String Splitting of an URL which always changes the position of it's values in python-CodePudding

I need to split an url which is changing the positions of it's values very oftenly.

for example:- This is the url with three different positions of request token

01:-https://127.0.0.1/?action=login&type=login&status=success&request_token=oCS44HJQT2ZSCGb39H76CjgXb0s2klwA

02:-https://127.0.0.1/?request_token=43CbEWSxdqztXNRpb2zmypCr081eF92d&action=login&type=login&status=success

03:-https://127.0.0.1/?&action=login&request_token=43CbEWSxdqztXNRpb2zmypCr081eF92d&type=login&status=success

From thses url i need only the value of request token which comes after the '=' with an alphanumeric number like this '43CbEWSxdqztXNRpb2zmypCr081eF92d'.

And to split this url i'm using this code

request_token = driver.current_url.split('=')[1].split('&action')[0]

But it gives me error when the url is not in the specified position.

So can anyone please give me a solution to this url splitting in just a single line in python and it'd be a great blessing for me from my fellow stack members.

Note:- Here i'm using driver.current_url because i'm working in selenium to do the thing.

CodePudding user response：

You can use the urllib.parse module to parse URLs properly.

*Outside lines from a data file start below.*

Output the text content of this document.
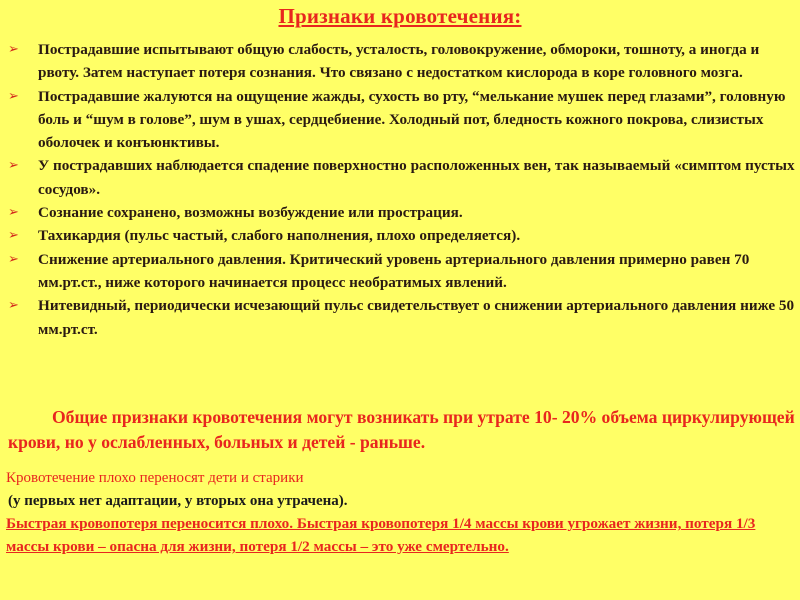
Признаки кровотечения:
➢ Пострадавшие испытывают общую слабость, усталость, головокружение, обмороки, тошноту, а иногда и рвоту. Затем наступает потеря сознания. Что связано с недостатком кислорода в коре головного мозга.
➢ Пострадавшие жалуются на ощущение жажды, сухость во рту, “мелькание мушек перед глазами”, головную боль и “шум в голове”, шум в ушах, сердцебиение. Холодный пот, бледность кожного покрова, слизистых оболочек и конъюнктивы.
➢ У пострадавших наблюдается спадение поверхностно расположенных вен, так называемый «симптом пустых сосудов».
➢ Сознание сохранено, возможны возбуждение или прострация.
➢ Тахикардия (пульс частый, слабого наполнения, плохо определяется).
➢ Снижение артериального давления. Критический уровень артериального давления примерно равен 70 мм.рт.ст., ниже которого начинается процесс необратимых явлений.
➢ Нитевидный, периодически исчезающий пульс свидетельствует о снижении артериального давления ниже 50 мм.рт.ст.
Общие признаки кровотечения могут возникать при утрате 10- 20% объема циркулирующей крови, но у ослабленных, больных и детей - раньше.
Кровотечение плохо переносят дети и старики
(у первых нет адаптации, у вторых она утрачена).
Быстрая кровопотеря переносится плохо. Быстрая кровопотеря 1/4 массы крови угрожает жизни, потеря 1/3 массы крови – опасна для жизни, потеря 1/2 массы – это уже смертельно.
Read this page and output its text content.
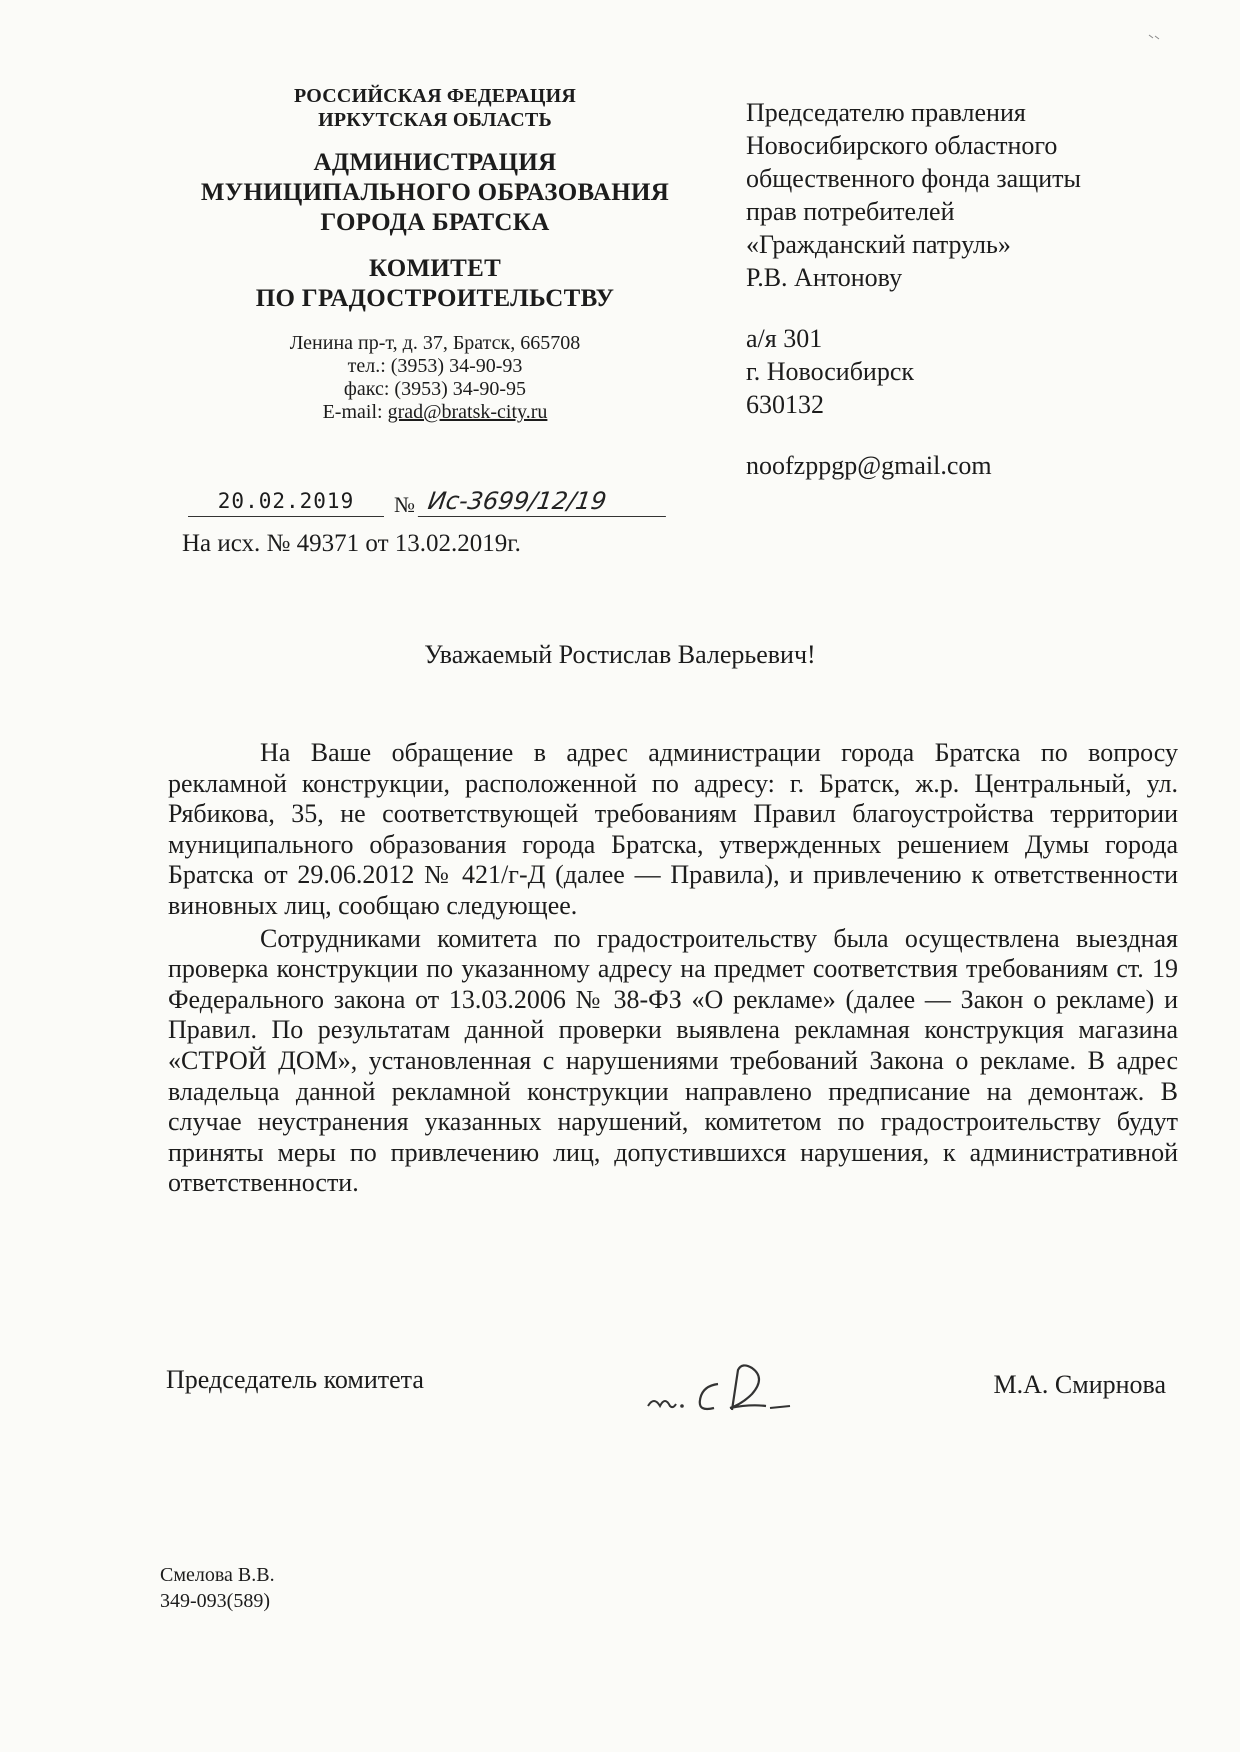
РОССИЙСКАЯ ФЕДЕРАЦИЯ
ИРКУТСКАЯ ОБЛАСТЬ
АДМИНИСТРАЦИЯ
МУНИЦИПАЛЬНОГО ОБРАЗОВАНИЯ
ГОРОДА БРАТСКА
КОМИТЕТ
ПО ГРАДОСТРОИТЕЛЬСТВУ
Ленина пр-т, д. 37, Братск, 665708
тел.: (3953) 34-90-93
факс: (3953) 34-90-95
E-mail: grad@bratsk-city.ru
20.02.2019	№ Ис-3699/12/19
На исх. № 49371 от 13.02.2019г.
Председателю правления
Новосибирского областного
общественного фонда защиты
прав потребителей
«Гражданский патруль»
Р.В. Антонову
а/я 301
г. Новосибирск
630132
noofzppgp@gmail.com
Уважаемый Ростислав Валерьевич!

На Ваше обращение в адрес администрации города Братска по вопросу рекламной конструкции, расположенной по адресу: г. Братск, ж.р. Центральный, ул. Рябикова, 35, не соответствующей требованиям Правил благоустройства территории муниципального образования города Братска, утвержденных решением Думы города Братска от 29.06.2012 № 421/г-Д (далее — Правила), и привлечению к ответственности виновных лиц, сообщаю следующее.

Сотрудниками комитета по градостроительству была осуществлена выездная проверка конструкции по указанному адресу на предмет соответствия требованиям ст. 19 Федерального закона от 13.03.2006 № 38-ФЗ «О рекламе» (далее — Закон о рекламе) и Правил. По результатам данной проверки выявлена рекламная конструкция магазина «СТРОЙ ДОМ», установленная с нарушениями требований Закона о рекламе. В адрес владельца данной рекламной конструкции направлено предписание на демонтаж. В случае неустранения указанных нарушений, комитетом по градостроительству будут приняты меры по привлечению лиц, допустившихся нарушения, к административной ответственности.

Председатель комитета	М.А. Смирнова
Смелова В.В.
349-093(589)
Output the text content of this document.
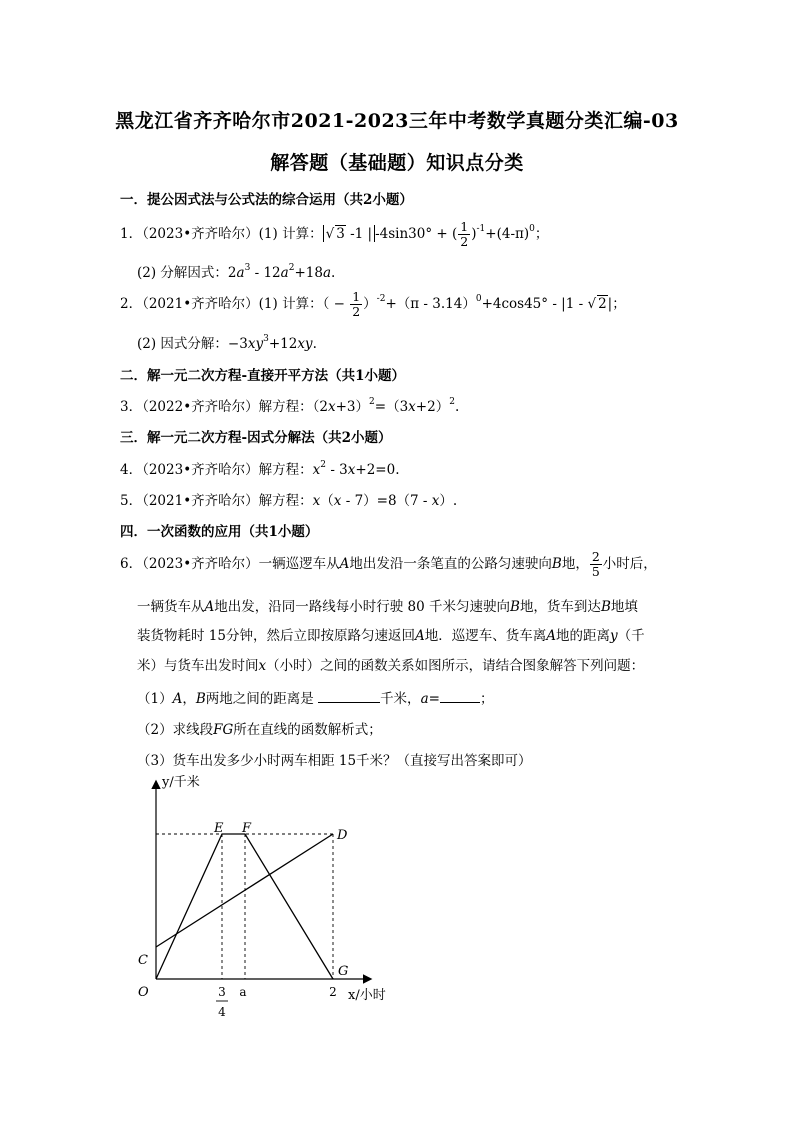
黑龙江省齐齐哈尔市2021-2023三年中考数学真题分类汇编-03
解答题（基础题）知识点分类
一．提公因式法与公式法的综合运用（共2小题）
1．（2023•齐齐哈尔）(1) 计算： √ 3 -1 | -4sin30° + ( $\frac{1}{2} )^{-1}+(4-\pi)^0$；
(2) 分解因式：$2a^3 - 12a^2+18a$.
2．（2021•齐齐哈尔）(1) 计算：（ − $\frac{1}{2} )^{-2}+(\pi - 3.14)^0+4\cos 45^\circ - |1$ - √ 2|；
(2) 因式分解：$-3xy^3+12xy$.
二．解一元二次方程-直接开平方法（共1小题）
3．（2022•齐齐哈尔）解方程：$(2x+3)^2=(3x+2)^2$.
三．解一元二次方程-因式分解法（共2小题）
4．（2023•齐齐哈尔）解方程：$x^2 - 3x+2=0$.
5．（2021•齐齐哈尔）解方程：x（x - 7）=8（7 - x）.
四．一次函数的应用（共1小题）
6．（2023•齐齐哈尔）一辆巡逻车从A地出发沿一条笔直的公路匀速驶向B地， $\frac{2}{5}$ 小时后，
一辆货车从A地出发，沿同一路线每小时行驶 80 千米匀速驶向B地，货车到达B地填
装货物耗时 15分钟，然后立即按原路匀速返回A地．巡逻车、货车离A地的距离y（千
米）与货车出发时间x（小时）之间的函数关系如图所示，请结合图象解答下列问题：
（1）A，B两地之间的距离是	千米，a=	；
（2）求线段FG所在直线的函数解析式；
（3）货车出发多少小时两车相距 15千米？（直接写出答案即可）
y/千米
x/小时
O
C
E F	D
G
3
4
a	2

>>> from urllib.parse import urlparse, parse_qs
>>> url = "?request_token=43CbEWSxdqztXNRpb2zmypCr081eF92d&action=login&type=login&status=success"
>>> query = parse_qs(urlparse(url).query)
>>> query['request_token']
['43CbEWSxdqztXNRpb2zmypCr081eF92d']
>>> query['request_token'][0]
'43CbEWSxdqztXNRpb2zmypCr081eF92d'

This handles the actual structure of the URLs and doesn't depend on the position of the parameter or other special cases you'd have to handle in a regex.

CodePudding user response：

Assuming you have the URLs as strings then you could use a regular expression to isolate the request tokens.

import re
urls = ['https://127.0.0.1/?action=login&type=login&status=success&request_token=oCS44HJQT2ZSCGb39H76CjgXb0s2klwA',
        'https://127.0.0.1/?request_token=43CbEWSxdqztXNRpb2zmypCr081eF92d&action=login&type=login&status=success',
        'https://127.0.0.1/?&action=login&request_token=43CbEWSxdqztXNRpb2zmypCr081eF92d&type=login&status=success']
for url in urls:
    m = re.match('.*request_token=(.*?)(?:&|$)', url)
    if m:
        print(m.group(1))